The factory-overclocked Radeon R9 280X delivers big results for our $800 system in its stock form, though with little headroom left for overclocking, the graphics scores don't improve much. We also added 3DMark Fire Strike for our Day 4 comparison, but don't have data for last quarter's rig to compare.
Strong performance from AMD’s FX-6300 and the limitations of identical mechanical storage configurations prevent this quarter's PC from breaking away in PCMark 8's Creative or Storage tests.
The Home and Work scores do increase though, bolstering the current machine's overall average performance gains to a modest 13%.

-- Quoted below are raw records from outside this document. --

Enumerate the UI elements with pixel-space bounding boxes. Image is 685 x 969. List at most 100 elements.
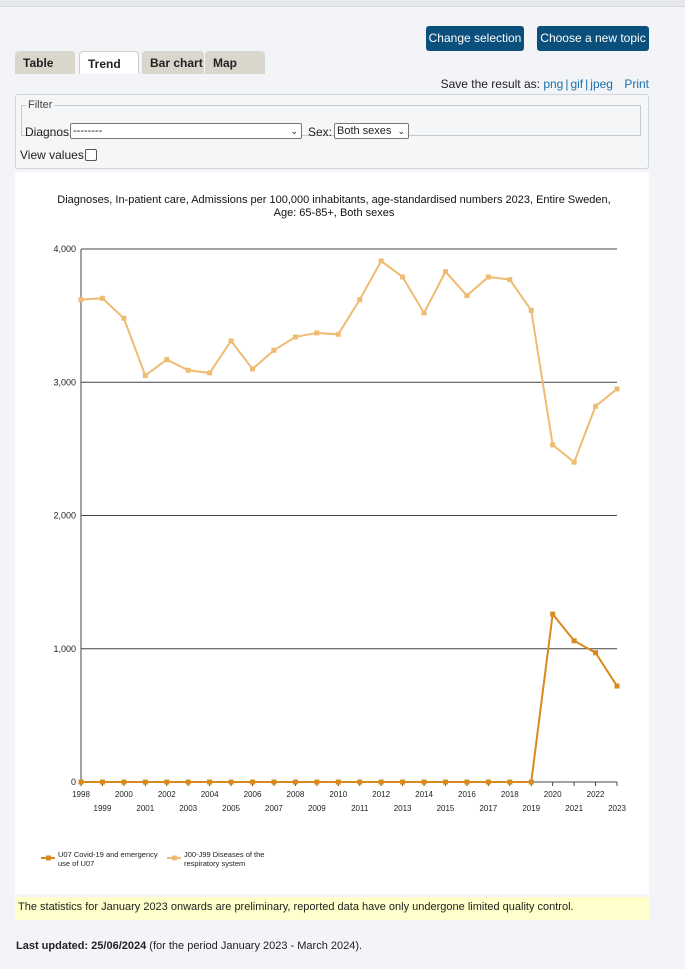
data-point	[464, 293, 470, 299]
data-point	[121, 315, 127, 321]
data-point	[421, 779, 427, 785]
legend-label: J00-J99 Diseases of the respiratory syste…	[184, 850, 264, 868]
data-point	[314, 779, 320, 785]
filter-panel: Filter Diagnos: -------- ⌄ Sex: Both sex…	[15, 94, 649, 169]
data-point	[528, 779, 534, 785]
legend-swatch-marker	[172, 855, 177, 861]
x-tick-label: 2012	[372, 790, 390, 799]
data-point	[271, 779, 277, 785]
y-tick-label: 0	[71, 777, 76, 787]
view-values-label: View values:	[20, 148, 88, 162]
data-point	[228, 779, 234, 785]
x-tick-label: 2003	[179, 804, 197, 813]
save-label: Save the result as:	[440, 77, 540, 91]
legend-swatch-marker	[46, 855, 51, 861]
x-tick-label: 2015	[437, 804, 455, 813]
x-tick-label: 2001	[136, 804, 154, 813]
data-point	[593, 650, 599, 656]
x-tick-label: 2018	[501, 790, 519, 799]
data-point	[614, 683, 620, 689]
data-point	[292, 779, 298, 785]
series-line	[80, 259, 618, 464]
choose-new-topic-button[interactable]: Choose a new topic	[537, 26, 649, 51]
data-point	[314, 330, 320, 336]
diagnos-select-value: --------	[73, 125, 103, 137]
x-tick-label: 2010	[329, 790, 347, 799]
x-tick-label: 2009	[308, 804, 326, 813]
data-point	[550, 611, 556, 617]
x-tick-label: 2020	[544, 790, 562, 799]
x-tick-label: 2000	[115, 790, 133, 799]
data-point	[593, 403, 599, 409]
chevron-down-icon: ⌄	[290, 126, 298, 136]
data-point	[442, 269, 448, 275]
save-gif-link[interactable]: gif	[570, 77, 584, 91]
data-point	[121, 779, 127, 785]
diagnos-label: Diagnos:	[25, 125, 73, 139]
top-bar	[0, 0, 685, 7]
x-tick-label: 2005	[222, 804, 240, 813]
save-result-row: Save the result as: png | gif | jpeg Print	[440, 77, 649, 91]
data-point	[164, 357, 170, 363]
view-values-checkbox[interactable]	[85, 149, 97, 161]
last-updated-period: (for the period January 2023 - March 202…	[149, 940, 363, 952]
data-point	[378, 779, 384, 785]
x-tick-label: 2023	[608, 804, 626, 813]
filter-legend: Filter	[28, 99, 53, 111]
data-point	[164, 779, 170, 785]
data-point	[142, 779, 148, 785]
data-point	[485, 274, 491, 280]
sex-select-value: Both sexes	[337, 125, 392, 137]
filter-fieldset: Filter	[21, 99, 641, 136]
data-point	[400, 779, 406, 785]
data-point	[571, 638, 577, 644]
x-tick-label: 2014	[415, 790, 433, 799]
y-tick-label: 4,000	[53, 244, 76, 254]
chart-area: Diagnoses, In-patient care, Admissions p…	[15, 172, 649, 894]
y-tick-label: 1,000	[53, 644, 76, 654]
save-jpeg-link[interactable]: jpeg	[590, 77, 613, 91]
sex-select[interactable]: Both sexes ⌄	[334, 123, 409, 139]
data-point	[142, 373, 148, 379]
data-point	[99, 779, 105, 785]
x-tick-label: 2021	[565, 804, 583, 813]
y-tick-label: 2,000	[53, 511, 76, 521]
x-tick-label: 2013	[394, 804, 412, 813]
tab-table[interactable]: Table	[15, 51, 75, 74]
tab-map[interactable]: Map	[205, 51, 265, 74]
x-tick-label: 2017	[479, 804, 497, 813]
data-point	[207, 779, 213, 785]
data-point	[250, 779, 256, 785]
x-tick-label: 1998	[72, 790, 90, 799]
data-point	[292, 334, 298, 340]
data-point	[185, 779, 191, 785]
series-line	[81, 611, 618, 783]
x-tick-label: 2008	[287, 790, 305, 799]
data-point	[507, 779, 513, 785]
chart-title: Diagnoses, In-patient care, Admissions p…	[57, 194, 611, 219]
data-point	[357, 297, 363, 303]
legend-label: U07 Covid-19 and emergency use of U07	[58, 850, 158, 868]
tab-bar-chart[interactable]: Bar chart	[142, 51, 204, 74]
chevron-down-icon: ⌄	[397, 126, 405, 136]
x-tick-label: 2007	[265, 804, 283, 813]
tab-trend[interactable]: Trend	[79, 51, 139, 74]
data-point	[614, 386, 620, 392]
diagnos-select[interactable]: -------- ⌄	[70, 123, 302, 139]
data-point	[421, 310, 427, 316]
data-point	[571, 459, 577, 465]
data-point	[442, 779, 448, 785]
sex-label: Sex:	[308, 125, 333, 139]
data-point	[250, 366, 256, 372]
save-png-link[interactable]: png	[543, 77, 564, 91]
data-point	[271, 347, 277, 353]
data-point	[207, 370, 213, 376]
x-tick-label: 2006	[244, 790, 262, 799]
data-point	[185, 367, 191, 373]
preliminary-notice: The statistics for January 2023 onwards …	[15, 897, 649, 920]
change-selection-button[interactable]: Change selection	[426, 26, 524, 51]
data-point	[357, 779, 363, 785]
print-link[interactable]: Print	[624, 77, 649, 91]
data-point	[228, 338, 234, 344]
data-point	[507, 277, 513, 283]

Intel’s Ivy Bridge architecture really shines in SiSoftware Sandra 2013. Processor Arithmetic and Memory Bandwidth are up about 28%. With AES-NI support pushing encryption performance as fast as the memory interface delivers instructions to the CPU, Cryptography performance jumps a massive 84%.
We didn’t tweak memory beyond its 1600 MT/s XMP settings this quarter, while the need to loosen timings negated any benefit we might have seen from overclocking last quarter’s kit to 1866 MT/s.